From a reader:
What is and is not currently allowed to be used at Mass? What will and won’t be allowed after November? What falls into the “bad but nothing to be done about it” category and what can be taken to the bishop or beyond if it occurs?
Most of our liturgy refers to God and Christ as male, but there are frequent hymns that use inclusive language for the people in general, even when quoting scripture (yesterday we had “I am the Bread of Life, you who come to me shall not hunger, you who believe in me shall not thirst; no one can come to me, unless the Father beckons”; the Gloria is often said as “Glory to God in the Highest, and peace to God’s people on earth” with language about God being the King remaining — that sort of “soft” inclusiveness, which I believe is an attempt to appease all sides).
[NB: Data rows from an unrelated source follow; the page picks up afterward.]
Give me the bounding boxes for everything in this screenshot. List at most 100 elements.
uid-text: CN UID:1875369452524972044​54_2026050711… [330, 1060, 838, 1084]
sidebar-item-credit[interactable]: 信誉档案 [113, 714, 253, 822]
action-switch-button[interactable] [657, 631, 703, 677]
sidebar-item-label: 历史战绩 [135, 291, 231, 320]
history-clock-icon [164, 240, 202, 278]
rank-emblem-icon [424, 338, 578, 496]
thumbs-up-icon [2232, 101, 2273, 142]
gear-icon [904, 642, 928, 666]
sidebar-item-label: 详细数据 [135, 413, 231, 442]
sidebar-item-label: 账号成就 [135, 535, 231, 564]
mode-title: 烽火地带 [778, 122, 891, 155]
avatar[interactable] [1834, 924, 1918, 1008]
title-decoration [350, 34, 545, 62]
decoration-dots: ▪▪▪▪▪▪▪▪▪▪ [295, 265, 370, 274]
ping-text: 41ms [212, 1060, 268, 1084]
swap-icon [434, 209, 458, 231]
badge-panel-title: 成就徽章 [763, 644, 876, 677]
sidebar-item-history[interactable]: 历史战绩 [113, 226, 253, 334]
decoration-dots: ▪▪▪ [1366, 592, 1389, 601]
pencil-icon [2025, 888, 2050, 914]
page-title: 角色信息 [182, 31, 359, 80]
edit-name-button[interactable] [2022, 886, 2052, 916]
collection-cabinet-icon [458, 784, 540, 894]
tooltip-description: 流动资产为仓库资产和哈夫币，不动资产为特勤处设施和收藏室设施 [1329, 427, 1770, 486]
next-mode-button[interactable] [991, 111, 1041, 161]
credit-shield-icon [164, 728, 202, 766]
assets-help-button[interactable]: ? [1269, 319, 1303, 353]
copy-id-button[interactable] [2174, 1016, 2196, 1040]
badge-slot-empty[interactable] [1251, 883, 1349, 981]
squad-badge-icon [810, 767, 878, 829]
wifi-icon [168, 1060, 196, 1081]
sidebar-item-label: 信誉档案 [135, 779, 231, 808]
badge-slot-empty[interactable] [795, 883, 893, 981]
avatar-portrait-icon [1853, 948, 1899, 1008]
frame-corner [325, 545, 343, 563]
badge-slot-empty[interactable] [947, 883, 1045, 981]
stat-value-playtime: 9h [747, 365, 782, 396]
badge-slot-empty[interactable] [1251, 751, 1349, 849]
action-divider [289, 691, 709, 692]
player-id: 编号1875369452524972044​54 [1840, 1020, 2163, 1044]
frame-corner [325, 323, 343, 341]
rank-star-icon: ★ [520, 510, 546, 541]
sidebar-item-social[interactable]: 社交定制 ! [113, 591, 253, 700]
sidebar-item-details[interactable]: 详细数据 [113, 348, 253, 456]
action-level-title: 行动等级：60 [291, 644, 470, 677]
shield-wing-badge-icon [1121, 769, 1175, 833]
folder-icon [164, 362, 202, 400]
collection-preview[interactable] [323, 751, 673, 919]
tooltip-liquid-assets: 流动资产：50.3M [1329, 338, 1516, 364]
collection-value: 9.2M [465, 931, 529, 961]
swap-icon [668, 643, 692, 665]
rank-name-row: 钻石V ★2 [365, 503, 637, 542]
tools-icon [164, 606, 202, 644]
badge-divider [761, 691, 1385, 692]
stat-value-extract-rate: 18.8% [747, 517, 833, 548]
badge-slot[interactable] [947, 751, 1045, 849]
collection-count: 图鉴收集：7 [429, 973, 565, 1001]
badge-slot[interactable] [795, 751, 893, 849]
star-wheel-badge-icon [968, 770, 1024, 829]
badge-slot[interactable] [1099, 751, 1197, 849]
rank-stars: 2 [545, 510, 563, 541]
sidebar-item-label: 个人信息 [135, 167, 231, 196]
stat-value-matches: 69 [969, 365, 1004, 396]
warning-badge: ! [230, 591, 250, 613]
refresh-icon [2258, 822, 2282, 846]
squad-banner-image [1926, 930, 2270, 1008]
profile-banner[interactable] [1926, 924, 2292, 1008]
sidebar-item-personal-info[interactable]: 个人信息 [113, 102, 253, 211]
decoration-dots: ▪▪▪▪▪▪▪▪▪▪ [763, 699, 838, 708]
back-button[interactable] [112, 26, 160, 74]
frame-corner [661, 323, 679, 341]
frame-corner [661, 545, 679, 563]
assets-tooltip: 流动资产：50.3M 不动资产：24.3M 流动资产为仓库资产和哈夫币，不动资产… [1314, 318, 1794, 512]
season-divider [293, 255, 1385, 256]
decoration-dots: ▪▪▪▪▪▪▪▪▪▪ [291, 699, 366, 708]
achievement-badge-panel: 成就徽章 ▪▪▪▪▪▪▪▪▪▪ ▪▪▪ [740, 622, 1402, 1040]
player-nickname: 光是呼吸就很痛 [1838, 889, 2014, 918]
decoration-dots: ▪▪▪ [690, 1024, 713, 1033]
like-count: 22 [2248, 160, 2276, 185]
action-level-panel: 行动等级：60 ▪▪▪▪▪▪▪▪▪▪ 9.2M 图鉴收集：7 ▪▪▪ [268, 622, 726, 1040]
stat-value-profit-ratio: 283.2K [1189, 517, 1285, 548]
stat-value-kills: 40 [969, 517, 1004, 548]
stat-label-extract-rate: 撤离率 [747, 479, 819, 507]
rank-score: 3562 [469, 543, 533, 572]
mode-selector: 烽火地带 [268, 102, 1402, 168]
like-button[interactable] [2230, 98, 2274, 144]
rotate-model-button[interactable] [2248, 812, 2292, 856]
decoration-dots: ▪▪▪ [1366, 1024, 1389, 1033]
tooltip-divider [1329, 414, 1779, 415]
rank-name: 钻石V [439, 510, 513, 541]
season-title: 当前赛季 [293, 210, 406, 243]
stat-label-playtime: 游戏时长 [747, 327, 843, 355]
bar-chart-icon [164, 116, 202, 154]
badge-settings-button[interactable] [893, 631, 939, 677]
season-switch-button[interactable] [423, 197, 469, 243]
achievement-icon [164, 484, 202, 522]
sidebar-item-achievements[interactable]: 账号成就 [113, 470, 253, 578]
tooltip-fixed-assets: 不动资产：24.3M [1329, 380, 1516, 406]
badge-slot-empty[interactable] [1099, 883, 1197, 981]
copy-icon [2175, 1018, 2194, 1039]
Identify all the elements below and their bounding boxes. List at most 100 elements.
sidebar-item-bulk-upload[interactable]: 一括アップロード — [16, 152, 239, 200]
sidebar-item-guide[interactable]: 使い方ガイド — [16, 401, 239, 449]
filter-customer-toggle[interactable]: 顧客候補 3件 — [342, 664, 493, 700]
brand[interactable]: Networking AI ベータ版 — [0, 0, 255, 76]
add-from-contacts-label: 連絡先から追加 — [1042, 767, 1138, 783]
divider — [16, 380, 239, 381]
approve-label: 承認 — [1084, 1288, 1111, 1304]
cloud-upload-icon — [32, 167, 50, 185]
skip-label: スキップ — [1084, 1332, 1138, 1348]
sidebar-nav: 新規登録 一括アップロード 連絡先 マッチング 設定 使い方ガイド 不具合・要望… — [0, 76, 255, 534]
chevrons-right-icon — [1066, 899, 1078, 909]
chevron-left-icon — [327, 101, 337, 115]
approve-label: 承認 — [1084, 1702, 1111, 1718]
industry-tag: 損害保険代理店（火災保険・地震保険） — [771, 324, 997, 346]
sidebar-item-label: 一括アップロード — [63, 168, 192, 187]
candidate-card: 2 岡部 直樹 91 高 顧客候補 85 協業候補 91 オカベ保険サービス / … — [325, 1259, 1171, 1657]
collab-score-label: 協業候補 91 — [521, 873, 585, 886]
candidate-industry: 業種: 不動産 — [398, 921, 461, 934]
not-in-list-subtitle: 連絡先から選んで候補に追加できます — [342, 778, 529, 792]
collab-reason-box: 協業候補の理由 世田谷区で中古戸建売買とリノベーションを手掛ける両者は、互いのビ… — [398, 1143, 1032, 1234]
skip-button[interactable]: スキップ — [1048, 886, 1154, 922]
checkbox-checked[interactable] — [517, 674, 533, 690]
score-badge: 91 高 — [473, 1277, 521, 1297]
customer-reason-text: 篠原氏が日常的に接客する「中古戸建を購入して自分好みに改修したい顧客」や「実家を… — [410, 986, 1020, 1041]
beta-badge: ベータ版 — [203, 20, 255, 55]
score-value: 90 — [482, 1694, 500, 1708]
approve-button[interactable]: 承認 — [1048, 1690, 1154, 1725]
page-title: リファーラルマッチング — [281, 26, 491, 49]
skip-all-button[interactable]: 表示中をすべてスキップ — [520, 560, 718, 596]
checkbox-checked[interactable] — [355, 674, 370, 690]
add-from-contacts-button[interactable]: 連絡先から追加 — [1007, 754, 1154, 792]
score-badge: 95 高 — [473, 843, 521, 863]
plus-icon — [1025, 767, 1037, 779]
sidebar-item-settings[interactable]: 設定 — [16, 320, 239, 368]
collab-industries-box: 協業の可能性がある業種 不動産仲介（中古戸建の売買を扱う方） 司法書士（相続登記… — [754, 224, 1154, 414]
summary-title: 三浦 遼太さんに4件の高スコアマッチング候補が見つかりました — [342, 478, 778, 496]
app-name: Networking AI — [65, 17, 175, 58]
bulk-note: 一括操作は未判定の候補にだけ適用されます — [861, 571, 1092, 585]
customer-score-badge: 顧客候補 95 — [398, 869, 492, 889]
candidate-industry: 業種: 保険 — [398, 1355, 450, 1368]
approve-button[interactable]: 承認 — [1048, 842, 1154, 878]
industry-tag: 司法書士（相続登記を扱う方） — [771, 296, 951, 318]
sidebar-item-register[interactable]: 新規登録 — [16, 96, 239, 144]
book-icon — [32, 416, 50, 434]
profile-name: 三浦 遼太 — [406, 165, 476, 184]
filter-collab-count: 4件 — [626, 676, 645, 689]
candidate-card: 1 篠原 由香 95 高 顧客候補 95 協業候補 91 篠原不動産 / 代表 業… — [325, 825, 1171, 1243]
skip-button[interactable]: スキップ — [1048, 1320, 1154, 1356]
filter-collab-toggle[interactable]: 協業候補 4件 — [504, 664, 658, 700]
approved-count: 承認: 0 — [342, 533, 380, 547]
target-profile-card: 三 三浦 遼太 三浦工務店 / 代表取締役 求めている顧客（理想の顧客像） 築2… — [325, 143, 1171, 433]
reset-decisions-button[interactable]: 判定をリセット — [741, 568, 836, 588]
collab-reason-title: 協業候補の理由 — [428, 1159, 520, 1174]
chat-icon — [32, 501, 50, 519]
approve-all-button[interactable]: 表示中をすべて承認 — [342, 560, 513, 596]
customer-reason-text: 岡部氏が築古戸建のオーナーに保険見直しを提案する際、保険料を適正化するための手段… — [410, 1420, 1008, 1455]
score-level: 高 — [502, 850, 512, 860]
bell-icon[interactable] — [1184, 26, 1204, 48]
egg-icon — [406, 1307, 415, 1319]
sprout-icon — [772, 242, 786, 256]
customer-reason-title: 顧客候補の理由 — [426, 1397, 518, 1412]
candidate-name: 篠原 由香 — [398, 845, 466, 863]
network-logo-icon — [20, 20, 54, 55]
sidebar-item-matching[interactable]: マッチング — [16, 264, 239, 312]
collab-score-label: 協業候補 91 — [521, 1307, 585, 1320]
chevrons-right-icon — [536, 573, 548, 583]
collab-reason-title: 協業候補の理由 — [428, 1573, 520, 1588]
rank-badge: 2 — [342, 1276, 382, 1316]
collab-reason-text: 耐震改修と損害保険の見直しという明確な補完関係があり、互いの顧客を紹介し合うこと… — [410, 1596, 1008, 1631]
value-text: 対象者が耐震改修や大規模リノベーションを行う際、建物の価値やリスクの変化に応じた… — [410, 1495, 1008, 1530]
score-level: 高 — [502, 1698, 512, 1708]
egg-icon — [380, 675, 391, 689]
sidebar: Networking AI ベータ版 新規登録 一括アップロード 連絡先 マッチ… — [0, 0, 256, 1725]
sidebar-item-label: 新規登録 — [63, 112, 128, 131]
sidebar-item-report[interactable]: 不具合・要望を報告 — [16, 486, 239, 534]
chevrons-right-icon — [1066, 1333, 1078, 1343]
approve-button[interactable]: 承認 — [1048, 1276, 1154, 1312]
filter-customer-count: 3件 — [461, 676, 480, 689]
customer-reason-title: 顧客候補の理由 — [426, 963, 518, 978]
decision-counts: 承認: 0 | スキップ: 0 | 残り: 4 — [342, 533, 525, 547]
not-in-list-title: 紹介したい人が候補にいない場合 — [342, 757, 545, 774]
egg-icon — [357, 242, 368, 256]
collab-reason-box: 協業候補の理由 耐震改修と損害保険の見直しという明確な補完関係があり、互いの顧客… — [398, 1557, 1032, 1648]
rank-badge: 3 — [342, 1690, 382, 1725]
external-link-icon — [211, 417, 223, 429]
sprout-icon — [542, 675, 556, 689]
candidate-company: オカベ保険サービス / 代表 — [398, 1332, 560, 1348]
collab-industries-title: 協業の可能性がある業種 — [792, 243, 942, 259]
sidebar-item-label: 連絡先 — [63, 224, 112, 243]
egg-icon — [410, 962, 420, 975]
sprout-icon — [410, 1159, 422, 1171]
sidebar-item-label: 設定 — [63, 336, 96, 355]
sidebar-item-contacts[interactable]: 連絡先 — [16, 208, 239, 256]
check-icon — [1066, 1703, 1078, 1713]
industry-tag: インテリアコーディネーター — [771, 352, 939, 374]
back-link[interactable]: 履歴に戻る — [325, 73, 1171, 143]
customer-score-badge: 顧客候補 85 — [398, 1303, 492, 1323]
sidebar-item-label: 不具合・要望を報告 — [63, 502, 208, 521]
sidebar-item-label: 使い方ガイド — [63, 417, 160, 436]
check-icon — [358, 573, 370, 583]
First, what is permitted to be used at Mass is what is published in the official books to be used at Mass, that is the Latin edition of the Missale Romanum and/or an approved translation of the Ordinary Form Missale Romanum and its Lectionarium. Approved books with chants for the Mass can be used, for example, the Graduale Romanum.
In these approved liturgical books you say or sing what is in black print. Easy.
Second, this may sound a little hard or unrealistic, but those “hymns” to which you refer are not really part of the official liturgical texts of Mass. See my comment above, about the Graduale Romanum.
If there is some problem with the text of a hymn, just get rid of the hymn. Don’t sing it in church.
Just say “NO” to bad hymns.
If people don’t like some aspect of the new, corrected translation we will begin to use in November, then it is always possible to opt for Latin. Latin eliminates the problems of a) bad theology, b) illicit texts, c) inadequate translations, b) excluding anyone of a different sex or species or astrological sign.